In December when I wrote my end of year reflection for Bokamoso Leadership Forum, I embraced the 30s as a defining period of one’s character – assuming, of course, there’s any ounce of truth to the saying, “life begins at 40”. I wasn’t at all trying to be defeatist about being in the 30s. I was merely trying to communicate how I was making sense of my own agency.
Unlike in my 20s, I don’t feel like I have the luxury of time. In many ways, I feel this urgency to have my affairs in order so that I can make a proper transition to adulthood (whatever this means).
I certainly appreciate it would take some work on my part to make the transition. But why does it have to feel like I am in a rocking boat?
For reasons unbeknown to me, I feel more and more convinced that I deluded myself in my 20s when I thought I was fortified to make decisions that I could account for. I second guess myself regularly, like it is a sport of sort. As a consequence, I often find myself caught in the horns of the ‘to be or not to be’ dilemmas. Just recently, my dilemma was: to be or not to be the woman who wears her heart on her sleeve? After much thought, I decided being that woman is who I am.
The result, however, was not what I expected. The storm of emotions rocked my boat. A journey stopped before it began. Sniffling and tears streaming down my face, I still managed to squeeze a laugh or two. I realised that, more than ever, the truth in my 30s carries more weight and value. And, what would have been a humiliating truth became but a humbling truth.
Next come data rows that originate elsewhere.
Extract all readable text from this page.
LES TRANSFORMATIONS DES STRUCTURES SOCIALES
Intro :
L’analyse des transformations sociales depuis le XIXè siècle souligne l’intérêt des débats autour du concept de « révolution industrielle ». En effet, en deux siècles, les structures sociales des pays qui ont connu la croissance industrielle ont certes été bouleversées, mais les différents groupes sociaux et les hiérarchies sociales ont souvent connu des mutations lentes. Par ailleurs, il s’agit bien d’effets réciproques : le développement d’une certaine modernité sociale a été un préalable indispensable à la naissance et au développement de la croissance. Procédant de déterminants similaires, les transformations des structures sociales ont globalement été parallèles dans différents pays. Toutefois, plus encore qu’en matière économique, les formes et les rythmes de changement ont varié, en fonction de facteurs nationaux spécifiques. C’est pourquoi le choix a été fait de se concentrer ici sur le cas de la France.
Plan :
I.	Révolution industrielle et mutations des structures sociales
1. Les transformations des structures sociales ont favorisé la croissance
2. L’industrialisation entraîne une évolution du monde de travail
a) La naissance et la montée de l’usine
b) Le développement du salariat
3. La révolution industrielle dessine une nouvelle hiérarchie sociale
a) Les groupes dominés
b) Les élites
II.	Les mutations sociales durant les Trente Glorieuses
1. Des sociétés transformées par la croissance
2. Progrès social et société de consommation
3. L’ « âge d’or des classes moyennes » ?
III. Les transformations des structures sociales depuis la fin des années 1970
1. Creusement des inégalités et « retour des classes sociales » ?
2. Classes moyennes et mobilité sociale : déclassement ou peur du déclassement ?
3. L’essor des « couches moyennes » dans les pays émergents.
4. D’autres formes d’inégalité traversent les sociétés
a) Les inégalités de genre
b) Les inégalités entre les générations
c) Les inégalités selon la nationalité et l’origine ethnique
For me, this shift is very significant. Precisely because I think I would always want to be that woman, who wears her heart on sleeve. For I now realise that, that woman can be vulnerable, yet strong enough to form a positive relationship with the truth. Another thing, because of the clumsiness that often accompanies the truth, she can have a laugh or two at the expense of this clumsiness – for storms eventually pass and crying stops, irrespective of whether the tears were caused by the winds of the storm or raw emotions rooted in fear.